I recently learned that the Trident III deploys an aerospike, a rod out the nose to break up airflow.

This enables hydraulic actuators attached to the first-stage nozzle. Soon after, the first-stage mo>tor ignites and burns for approximately 65 seconds until the fuel is expended; in addition, an aerospike atop the missile deploys shortly after first-stage ignition to shape airflow. When the first-stage motor ceases operation, the second-stage TVC subsystem ignites. The first-stage motor is then ejected by ordnance within the interstage casing.

Few things.

  1. As LSLGuy said, Trident is a generation newer than the Minuteman,

  2. The Minutemans contemporaries were not the Trident, they were the Polaris and the Poseidon. These weighed 16000 kg and 29000 kg versus the 36000 kg for the Minuteman. The contemporary of the Trident was the Peacekeeper missile (58,000 kg to 88,000 kg).
    I don’t know how much the Minuteman replacement, the LGM35 Sentinal will weigh.

  3. The submarines which carried the first generation USN SLBM were much smaller than the ones which carry the Trident D5 (5000 tonnes displacement versus 19000 tonnes).

The other SLBM that carries the Trident D5 is the British Vanguard class, which weighs in at a sleek 16,000 tonnes (but also only carries 16 missiles instead of the Ohio class’ 24).

The Soviet/Russian Akula (aka NATO reporting code “Typhoon”) was stupendous: 48,000 tonnes. But those are retired now. The current Russian Borei class is a good bit smaller, 24,000 t. Still bigger than the Ohio.

TL;DR behind the trivia dump: ballistic missile submarines are hella big so that they have ample capacity for lots of very large missiles.

The Typhoon carried the SS-N-20 “Sturgeon”.
That was an SLBM which was almost a 100,000 kg in mass. It’s dimensions were approximately those of the Peacekeeper ICBM.
The Vessel had to be so big to carry such a missile.
The Typhoon didn’t have a missile room. Rather the missile tubes were carried between the two large internal pressure hulls. (So the climatic scene in The Hunt for Red October couldn’t have happened.

Which ultimately demonstrates my thesis: an SLBM is a fully-fledged ICBM in every way, and the submarine to support and launch it can be as riduculously large as necessary, as long as the nation has the resources to engineer and manufacture it.

Agreed.

Back in the 1960s the largest rocket that could be fitted into a sub or into a silo were significantly different. Likewise the size & weight of warheads was such that there was a large trade-off space in yield vs range vs warheads per missile.

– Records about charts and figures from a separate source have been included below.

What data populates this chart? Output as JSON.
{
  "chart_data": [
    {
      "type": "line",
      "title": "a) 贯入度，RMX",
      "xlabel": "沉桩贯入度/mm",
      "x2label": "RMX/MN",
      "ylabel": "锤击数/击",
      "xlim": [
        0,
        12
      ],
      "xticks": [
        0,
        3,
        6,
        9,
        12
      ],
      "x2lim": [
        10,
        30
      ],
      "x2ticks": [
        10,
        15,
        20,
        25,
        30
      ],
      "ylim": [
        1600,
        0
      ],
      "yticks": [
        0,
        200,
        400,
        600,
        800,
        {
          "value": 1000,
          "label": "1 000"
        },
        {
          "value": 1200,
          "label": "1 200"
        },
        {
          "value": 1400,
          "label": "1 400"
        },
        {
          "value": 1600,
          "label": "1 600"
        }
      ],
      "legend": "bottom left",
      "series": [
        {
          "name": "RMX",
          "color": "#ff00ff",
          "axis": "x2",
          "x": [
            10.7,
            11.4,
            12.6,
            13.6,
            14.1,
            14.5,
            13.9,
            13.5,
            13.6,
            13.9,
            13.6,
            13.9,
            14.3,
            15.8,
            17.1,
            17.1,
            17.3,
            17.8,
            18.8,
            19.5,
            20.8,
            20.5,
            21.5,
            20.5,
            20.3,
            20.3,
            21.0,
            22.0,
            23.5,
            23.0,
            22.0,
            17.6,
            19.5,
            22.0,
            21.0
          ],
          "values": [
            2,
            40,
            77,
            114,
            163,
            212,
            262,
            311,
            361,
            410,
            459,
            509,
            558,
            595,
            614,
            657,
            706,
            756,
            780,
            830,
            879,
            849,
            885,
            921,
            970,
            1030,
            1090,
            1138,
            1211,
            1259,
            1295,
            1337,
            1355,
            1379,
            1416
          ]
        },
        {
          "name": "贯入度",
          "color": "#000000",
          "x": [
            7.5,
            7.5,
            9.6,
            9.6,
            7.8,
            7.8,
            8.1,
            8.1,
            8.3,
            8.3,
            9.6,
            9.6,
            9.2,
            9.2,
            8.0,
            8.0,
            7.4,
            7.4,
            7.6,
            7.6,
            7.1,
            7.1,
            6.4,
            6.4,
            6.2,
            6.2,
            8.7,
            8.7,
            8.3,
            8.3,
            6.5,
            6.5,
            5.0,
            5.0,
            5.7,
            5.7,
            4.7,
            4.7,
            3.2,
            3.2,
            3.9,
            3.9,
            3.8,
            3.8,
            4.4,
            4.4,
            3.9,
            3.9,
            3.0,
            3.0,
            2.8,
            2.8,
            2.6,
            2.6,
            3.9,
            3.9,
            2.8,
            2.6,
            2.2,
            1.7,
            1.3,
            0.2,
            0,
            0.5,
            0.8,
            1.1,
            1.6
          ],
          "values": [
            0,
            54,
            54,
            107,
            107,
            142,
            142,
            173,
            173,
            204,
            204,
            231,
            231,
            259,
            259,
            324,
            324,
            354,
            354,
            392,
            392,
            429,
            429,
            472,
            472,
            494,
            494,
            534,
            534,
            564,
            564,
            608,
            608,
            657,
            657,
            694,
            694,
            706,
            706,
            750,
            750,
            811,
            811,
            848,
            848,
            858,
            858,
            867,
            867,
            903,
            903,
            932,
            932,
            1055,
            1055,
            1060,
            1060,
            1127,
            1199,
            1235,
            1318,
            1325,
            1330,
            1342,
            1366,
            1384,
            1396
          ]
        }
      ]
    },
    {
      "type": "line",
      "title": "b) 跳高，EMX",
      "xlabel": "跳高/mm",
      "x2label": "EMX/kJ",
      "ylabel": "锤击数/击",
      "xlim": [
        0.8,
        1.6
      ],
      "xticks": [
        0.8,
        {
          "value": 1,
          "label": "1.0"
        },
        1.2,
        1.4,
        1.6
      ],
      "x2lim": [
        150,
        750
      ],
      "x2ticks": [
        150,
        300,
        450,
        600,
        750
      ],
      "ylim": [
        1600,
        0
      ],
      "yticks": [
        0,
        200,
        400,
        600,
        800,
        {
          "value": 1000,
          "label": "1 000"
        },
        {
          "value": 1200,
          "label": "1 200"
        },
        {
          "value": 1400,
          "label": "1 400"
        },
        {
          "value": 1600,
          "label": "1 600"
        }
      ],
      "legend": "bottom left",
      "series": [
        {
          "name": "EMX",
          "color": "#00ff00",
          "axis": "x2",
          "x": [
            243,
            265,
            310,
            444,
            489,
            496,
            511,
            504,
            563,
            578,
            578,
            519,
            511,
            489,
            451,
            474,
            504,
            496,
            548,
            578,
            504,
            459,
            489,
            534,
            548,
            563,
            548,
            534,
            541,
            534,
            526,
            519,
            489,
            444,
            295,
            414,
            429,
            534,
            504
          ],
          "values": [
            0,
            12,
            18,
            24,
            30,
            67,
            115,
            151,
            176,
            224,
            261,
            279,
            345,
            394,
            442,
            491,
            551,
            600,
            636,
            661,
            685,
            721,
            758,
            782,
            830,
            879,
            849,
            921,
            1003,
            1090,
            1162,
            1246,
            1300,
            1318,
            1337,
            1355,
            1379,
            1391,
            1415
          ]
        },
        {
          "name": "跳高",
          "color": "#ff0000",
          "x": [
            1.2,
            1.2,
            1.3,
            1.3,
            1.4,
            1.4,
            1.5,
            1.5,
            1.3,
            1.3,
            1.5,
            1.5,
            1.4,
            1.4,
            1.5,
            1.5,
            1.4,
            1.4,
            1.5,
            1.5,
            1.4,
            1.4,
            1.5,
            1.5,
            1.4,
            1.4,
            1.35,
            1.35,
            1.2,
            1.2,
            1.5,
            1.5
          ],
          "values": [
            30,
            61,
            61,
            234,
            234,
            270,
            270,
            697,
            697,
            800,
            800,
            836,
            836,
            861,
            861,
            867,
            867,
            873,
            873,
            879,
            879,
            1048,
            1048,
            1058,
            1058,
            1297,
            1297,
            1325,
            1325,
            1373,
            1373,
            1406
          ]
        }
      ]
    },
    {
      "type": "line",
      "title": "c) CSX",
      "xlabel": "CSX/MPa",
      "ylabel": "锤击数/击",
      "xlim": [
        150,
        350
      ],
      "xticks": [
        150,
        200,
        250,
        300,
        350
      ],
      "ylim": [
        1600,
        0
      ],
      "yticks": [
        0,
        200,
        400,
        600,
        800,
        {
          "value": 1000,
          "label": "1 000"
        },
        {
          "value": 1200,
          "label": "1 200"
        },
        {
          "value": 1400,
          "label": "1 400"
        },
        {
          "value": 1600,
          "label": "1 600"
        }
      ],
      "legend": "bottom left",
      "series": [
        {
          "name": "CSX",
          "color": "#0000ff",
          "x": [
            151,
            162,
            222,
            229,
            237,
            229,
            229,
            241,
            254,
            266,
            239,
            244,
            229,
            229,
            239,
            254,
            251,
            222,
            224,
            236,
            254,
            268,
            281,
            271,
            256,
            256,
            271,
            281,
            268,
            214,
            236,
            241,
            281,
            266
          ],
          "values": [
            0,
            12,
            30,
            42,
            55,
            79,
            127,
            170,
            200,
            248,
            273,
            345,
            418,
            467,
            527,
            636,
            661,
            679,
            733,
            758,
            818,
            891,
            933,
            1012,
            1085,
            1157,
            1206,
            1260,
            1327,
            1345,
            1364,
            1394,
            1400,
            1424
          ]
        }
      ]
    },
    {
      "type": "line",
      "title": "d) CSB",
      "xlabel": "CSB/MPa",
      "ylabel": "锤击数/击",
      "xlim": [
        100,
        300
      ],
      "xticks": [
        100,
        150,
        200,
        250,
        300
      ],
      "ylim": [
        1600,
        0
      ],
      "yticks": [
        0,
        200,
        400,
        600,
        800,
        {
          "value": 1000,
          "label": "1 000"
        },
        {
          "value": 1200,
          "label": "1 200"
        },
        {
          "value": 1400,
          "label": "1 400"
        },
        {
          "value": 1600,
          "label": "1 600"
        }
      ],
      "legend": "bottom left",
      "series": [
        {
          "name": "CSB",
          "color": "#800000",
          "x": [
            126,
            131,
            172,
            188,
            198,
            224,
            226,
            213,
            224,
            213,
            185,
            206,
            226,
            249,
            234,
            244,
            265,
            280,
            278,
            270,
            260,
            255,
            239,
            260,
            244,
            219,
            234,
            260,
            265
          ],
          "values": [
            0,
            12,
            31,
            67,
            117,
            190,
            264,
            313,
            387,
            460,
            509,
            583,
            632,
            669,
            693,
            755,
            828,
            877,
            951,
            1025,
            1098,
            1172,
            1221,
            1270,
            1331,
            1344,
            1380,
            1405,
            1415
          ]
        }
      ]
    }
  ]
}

Advancing technology has largely eliminated those forced differences. And treaties have largely eliminated the MIRV/MARV dimension of the trade space. Which has led to a convergence in size, weight, and capability of ICBMs & SLBMs.

As the various treaties expire or fall into disuse / disrepair / disregard by one or more sides, and as the (nuclear) world becomes more multilateral, the MIRV / MARV trade-space will reopen. It’ll be interesting to watch and expensive to pay for.